Malgré les réglementations, la pression des organisations militantes et le dialogue accru autour de la surproduction, les grandes marques refusent toujours de divulguer des informations de base telles que les volumes de production. « Nous devrions être honnêtes sur les volumes et nous devrions en parler », déclare M. Karaosman, qui affirme que les scientifiques ont besoin de ces informations pour établir des projections précises sur les stratégies de réduction des émissions de carbone dans le secteur de la mode. « Les marques de mode doivent apprendre à adopter des stratégies opérationnelles qui les aideraient non seulement à maintenir leur viabilité économique, mais aussi à permettre à leurs partenaires de la chaîne d’approvisionnement de prospérer.

Dynamique du pouvoir entre les marques et les fournisseurs

La pandémie a bouleversé les chaînes d’approvisionnement mondiales, exposant leurs pratiques d’achat déloyales et le déséquilibre systémique du pouvoir entre les marques et les fournisseurs. « Les leçons qui ont été tirées, en particulier de la pandémie, sont la nécessité d’avoir une meilleure visibilité des chaînes d’approvisionnement et d’adopter une chaîne d’approvisionnement plus résiliente », déclare Dan Viederman, directeur général de Working Capital Fund, une société de capital-risque qui investit dans des innovateurs de la chaîne d’approvisionnement tels que la société d’analyse de données Altana et la plateforme de traçabilité Provenance. « Je pense qu’intrinsèquement [une chaîne d’approvisionnement plus résiliente] signifie une chaîne plus visible avec des partenaires plus forts et plus stratégiques, plutôt qu’un modèle d’externalisation traditionnel très variable.

L’implication d’un plus grand nombre d’acteurs de la chaîne d’approvisionnement dans la prise de décision est la clé pour débloquer des solutions en 2024. « Pour prendre au sérieux la décarbonisation technique et les transitions, nous devrions mettre les fournisseurs et les fabricants en première ligne », déclare M. Karaosman. « Nous devrions apprendre d’eux plutôt que de créer des programmes descendants basés sur des hypothèses.

M. Karaosman indique que, dans le but de rééquilibrer la dynamique du pouvoir, certains fournisseurs de niveau 2 de denim, de laine et de cachemire haut de gamme ont commencé à boycotter les marques qui n’acceptent pas d’augmenter leurs prix ou qui ne respectent pas leurs conditions de paiement.
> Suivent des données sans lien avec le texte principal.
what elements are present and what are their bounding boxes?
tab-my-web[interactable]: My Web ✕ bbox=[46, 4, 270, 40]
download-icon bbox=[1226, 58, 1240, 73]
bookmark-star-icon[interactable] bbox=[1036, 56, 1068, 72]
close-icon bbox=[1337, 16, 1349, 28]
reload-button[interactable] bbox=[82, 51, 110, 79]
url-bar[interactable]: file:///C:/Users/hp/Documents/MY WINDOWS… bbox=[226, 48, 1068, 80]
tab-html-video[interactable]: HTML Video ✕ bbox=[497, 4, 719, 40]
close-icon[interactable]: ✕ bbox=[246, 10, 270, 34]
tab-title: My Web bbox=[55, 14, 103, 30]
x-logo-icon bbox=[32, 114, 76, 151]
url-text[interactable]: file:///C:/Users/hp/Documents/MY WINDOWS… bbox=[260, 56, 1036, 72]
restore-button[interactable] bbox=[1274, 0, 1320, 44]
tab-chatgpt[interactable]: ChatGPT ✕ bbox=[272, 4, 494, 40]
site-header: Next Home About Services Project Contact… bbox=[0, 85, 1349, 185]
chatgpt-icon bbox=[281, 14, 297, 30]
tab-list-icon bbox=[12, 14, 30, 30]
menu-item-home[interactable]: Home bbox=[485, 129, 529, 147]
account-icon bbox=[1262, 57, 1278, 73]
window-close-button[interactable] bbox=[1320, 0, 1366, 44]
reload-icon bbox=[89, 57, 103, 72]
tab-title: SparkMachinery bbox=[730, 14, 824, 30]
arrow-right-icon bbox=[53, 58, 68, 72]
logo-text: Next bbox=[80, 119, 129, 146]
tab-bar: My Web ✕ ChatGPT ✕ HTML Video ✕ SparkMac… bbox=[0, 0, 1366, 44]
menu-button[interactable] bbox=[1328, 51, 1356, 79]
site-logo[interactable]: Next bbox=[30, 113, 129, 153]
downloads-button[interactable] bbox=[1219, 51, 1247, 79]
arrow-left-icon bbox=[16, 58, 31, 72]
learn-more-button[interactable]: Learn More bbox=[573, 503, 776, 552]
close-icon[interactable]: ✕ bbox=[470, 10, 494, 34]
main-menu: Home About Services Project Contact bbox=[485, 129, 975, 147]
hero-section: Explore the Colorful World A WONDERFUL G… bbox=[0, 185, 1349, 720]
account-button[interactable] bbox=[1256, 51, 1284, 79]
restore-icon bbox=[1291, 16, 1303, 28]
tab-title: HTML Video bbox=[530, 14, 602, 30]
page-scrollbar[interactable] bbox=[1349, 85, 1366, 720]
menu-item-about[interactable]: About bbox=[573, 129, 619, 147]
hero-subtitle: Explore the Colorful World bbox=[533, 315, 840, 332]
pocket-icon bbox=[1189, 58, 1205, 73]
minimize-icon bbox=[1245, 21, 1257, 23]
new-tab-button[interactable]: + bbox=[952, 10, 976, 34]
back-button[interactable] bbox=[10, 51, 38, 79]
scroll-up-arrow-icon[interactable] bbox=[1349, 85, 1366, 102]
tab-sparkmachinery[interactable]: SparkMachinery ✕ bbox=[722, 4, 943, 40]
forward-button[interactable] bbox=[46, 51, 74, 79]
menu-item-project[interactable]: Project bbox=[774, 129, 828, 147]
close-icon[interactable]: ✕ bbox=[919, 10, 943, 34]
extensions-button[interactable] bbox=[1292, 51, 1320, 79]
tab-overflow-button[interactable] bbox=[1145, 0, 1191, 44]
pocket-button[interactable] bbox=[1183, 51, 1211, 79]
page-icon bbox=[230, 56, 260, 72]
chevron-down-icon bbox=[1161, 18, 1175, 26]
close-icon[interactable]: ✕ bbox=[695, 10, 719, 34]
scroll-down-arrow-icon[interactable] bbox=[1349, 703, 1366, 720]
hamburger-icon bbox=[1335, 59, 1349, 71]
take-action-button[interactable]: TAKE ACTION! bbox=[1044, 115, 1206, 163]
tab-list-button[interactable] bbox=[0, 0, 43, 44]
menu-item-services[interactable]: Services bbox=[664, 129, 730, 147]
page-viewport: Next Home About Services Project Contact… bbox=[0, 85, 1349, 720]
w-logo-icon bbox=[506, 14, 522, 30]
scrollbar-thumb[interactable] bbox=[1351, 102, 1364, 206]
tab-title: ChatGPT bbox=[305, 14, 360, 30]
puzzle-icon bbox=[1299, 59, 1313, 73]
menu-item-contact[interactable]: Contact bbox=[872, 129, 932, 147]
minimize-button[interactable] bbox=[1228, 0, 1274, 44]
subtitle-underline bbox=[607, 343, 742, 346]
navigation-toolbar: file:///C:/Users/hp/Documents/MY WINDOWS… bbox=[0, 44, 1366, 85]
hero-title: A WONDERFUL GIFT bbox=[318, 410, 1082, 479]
Il est peu probable que la dynamique du pouvoir change dans l’ensemble du secteur, du moins pas encore – les troubles actuels au Bangladesh concernant les salaires de base suggèrent dans de nombreux cas que les marques sont toujours aux commandes. Mais il est possible que le secteur du luxe, où les normes de qualité sont principalement au cœur de l’identité d’une marque, soit en train de s’adapter à cette nouvelle réalité. « L’idée selon laquelle les marques de mode sont la source d’énergie n’est plus valable », affirme M. Karaosman.